7

I am trying to find out whether a list of integers is coherent or 'at one stretch', meaning that the difference between two neighboring elements must be exactly one and that the numbers must be increasing monotonically. I found a neat approach where we can group by the number in the list minus the position of the element in the list -- this difference changes when the numbers are not coherent. Obviously, there should be exactly one group when the sequence does not contain gaps or repetitions.

Test:

>>> l1 = [1, 2, 3, 4, 5, 6]
>>> l2 = [1, 2, 3, 4, 5, 7]
>>> l3 = [1, 2, 3, 4, 5, 5]
>>> l4 = [1, 2, 3, 4, 5, 4]
>>> l5 = [6, 5, 4, 3, 2, 1]
>>> def is_coherent(seq):
...     return len(list(g for _, g in itertools.groupby(enumerate(seq), lambda (i,e): i-e))) == 1
... 
>>> is_coherent(l1)
True
>>> is_coherent(l2)
False
>>> is_coherent(l3)
False
>>> is_coherent(l4)
False
>>> is_coherent(l5)
False

It works well, but I personally find that this solution is a bit too convoluted in view of the simplicity of the problem. Can you come up with a clearer way to achieve the same without significantly increasing the code length?

Edit: summary of answers

From the answers given below, the solution

def is_coherent(seq):
    return seq == range(seq[0], seq[-1]+1)

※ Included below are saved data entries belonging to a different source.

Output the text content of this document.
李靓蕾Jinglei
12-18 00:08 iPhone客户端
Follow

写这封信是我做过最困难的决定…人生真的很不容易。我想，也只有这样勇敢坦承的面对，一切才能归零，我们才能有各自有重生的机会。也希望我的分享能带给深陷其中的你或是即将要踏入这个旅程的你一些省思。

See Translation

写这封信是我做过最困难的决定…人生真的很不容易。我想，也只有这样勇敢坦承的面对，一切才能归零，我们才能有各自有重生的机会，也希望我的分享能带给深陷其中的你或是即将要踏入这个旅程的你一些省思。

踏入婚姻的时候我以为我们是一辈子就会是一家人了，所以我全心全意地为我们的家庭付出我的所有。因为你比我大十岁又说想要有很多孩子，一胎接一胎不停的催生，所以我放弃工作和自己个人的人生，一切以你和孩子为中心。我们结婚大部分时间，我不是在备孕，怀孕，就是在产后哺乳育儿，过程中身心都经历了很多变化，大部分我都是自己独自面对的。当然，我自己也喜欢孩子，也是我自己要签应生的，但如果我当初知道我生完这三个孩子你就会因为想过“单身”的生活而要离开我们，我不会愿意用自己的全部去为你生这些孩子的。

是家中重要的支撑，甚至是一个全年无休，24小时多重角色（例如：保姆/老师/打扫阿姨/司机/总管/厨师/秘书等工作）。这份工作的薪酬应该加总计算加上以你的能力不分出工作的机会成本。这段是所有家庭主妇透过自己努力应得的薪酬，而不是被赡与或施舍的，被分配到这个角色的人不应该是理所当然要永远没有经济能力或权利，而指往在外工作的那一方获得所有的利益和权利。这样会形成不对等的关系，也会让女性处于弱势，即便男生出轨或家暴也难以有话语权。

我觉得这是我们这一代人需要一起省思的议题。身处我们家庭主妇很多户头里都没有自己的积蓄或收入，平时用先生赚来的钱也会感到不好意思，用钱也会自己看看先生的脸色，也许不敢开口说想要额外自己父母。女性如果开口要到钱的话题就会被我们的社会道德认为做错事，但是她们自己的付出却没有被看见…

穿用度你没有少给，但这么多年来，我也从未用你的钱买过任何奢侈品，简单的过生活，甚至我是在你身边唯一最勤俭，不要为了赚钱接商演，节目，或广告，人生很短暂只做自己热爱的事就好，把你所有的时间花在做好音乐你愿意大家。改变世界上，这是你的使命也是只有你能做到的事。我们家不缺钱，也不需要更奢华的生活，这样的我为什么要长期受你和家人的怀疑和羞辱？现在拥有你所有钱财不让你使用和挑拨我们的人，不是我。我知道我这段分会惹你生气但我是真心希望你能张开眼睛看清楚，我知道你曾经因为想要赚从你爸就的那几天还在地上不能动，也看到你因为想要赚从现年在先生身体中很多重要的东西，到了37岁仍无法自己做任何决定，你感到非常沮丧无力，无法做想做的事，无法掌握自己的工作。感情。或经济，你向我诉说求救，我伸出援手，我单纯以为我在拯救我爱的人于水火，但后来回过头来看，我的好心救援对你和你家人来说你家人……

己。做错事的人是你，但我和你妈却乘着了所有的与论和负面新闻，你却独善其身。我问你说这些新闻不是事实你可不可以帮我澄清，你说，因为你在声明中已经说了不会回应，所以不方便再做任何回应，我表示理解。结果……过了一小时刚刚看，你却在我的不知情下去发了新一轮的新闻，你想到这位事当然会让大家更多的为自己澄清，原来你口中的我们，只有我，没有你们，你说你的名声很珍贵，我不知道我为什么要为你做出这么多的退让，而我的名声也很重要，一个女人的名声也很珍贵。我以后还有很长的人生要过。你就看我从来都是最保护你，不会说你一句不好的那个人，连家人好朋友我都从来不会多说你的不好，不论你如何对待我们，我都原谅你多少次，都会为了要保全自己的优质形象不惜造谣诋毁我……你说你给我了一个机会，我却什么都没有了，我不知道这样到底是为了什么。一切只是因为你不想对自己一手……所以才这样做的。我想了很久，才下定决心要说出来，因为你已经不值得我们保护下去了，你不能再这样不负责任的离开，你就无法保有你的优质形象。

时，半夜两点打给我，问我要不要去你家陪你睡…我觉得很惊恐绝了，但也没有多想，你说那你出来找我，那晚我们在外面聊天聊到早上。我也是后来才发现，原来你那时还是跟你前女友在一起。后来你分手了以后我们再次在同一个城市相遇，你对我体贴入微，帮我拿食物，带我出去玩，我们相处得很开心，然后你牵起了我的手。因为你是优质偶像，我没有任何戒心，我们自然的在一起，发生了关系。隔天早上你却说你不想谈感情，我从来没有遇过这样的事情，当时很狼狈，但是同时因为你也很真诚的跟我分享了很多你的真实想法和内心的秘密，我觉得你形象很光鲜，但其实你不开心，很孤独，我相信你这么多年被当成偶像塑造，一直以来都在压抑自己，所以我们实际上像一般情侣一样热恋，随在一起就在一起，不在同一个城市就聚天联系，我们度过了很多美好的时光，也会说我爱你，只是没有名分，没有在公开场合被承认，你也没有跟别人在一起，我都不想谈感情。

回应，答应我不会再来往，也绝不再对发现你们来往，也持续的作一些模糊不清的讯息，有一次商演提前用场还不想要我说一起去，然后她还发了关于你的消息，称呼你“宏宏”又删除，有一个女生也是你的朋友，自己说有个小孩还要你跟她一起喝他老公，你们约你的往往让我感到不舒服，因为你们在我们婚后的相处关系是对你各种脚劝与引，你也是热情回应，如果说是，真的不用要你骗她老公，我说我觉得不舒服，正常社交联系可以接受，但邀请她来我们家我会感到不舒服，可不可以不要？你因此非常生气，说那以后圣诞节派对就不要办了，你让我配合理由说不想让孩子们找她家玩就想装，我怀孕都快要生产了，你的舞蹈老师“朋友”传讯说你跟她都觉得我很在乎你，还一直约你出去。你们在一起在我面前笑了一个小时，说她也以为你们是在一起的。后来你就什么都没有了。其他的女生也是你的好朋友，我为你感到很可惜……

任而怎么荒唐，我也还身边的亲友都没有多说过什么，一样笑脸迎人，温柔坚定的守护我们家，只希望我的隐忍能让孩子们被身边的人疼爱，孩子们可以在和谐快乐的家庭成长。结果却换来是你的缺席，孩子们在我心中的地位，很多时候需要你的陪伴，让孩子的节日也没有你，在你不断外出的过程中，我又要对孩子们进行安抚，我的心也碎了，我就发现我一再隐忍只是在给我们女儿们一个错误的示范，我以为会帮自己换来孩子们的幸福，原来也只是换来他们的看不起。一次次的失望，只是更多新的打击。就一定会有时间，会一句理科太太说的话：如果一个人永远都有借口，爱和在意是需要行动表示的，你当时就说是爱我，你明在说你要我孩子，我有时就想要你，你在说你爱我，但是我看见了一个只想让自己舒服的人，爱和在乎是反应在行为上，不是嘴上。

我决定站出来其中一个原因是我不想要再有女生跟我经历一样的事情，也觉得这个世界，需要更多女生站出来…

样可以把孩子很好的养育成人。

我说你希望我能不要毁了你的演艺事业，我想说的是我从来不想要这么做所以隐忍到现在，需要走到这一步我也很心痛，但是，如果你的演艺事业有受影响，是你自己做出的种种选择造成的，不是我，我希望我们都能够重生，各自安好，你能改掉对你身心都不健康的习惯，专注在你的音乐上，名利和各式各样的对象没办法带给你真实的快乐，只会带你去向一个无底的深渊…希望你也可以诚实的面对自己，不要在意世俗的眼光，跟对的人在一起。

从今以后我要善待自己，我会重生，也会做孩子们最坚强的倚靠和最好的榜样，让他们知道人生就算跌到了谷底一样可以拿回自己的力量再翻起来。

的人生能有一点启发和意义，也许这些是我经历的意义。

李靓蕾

clearly wins. For small lists (10^3 elements), it is on the order of 10 times faster than the groupby approach and (on my machine) still four times faster than the next best approach (using izip_longest). It has the worst scaling behavior, but even for a large list with 10^8 elements it is still two times faster than the next best approach, which again is the izip_longest-based solution.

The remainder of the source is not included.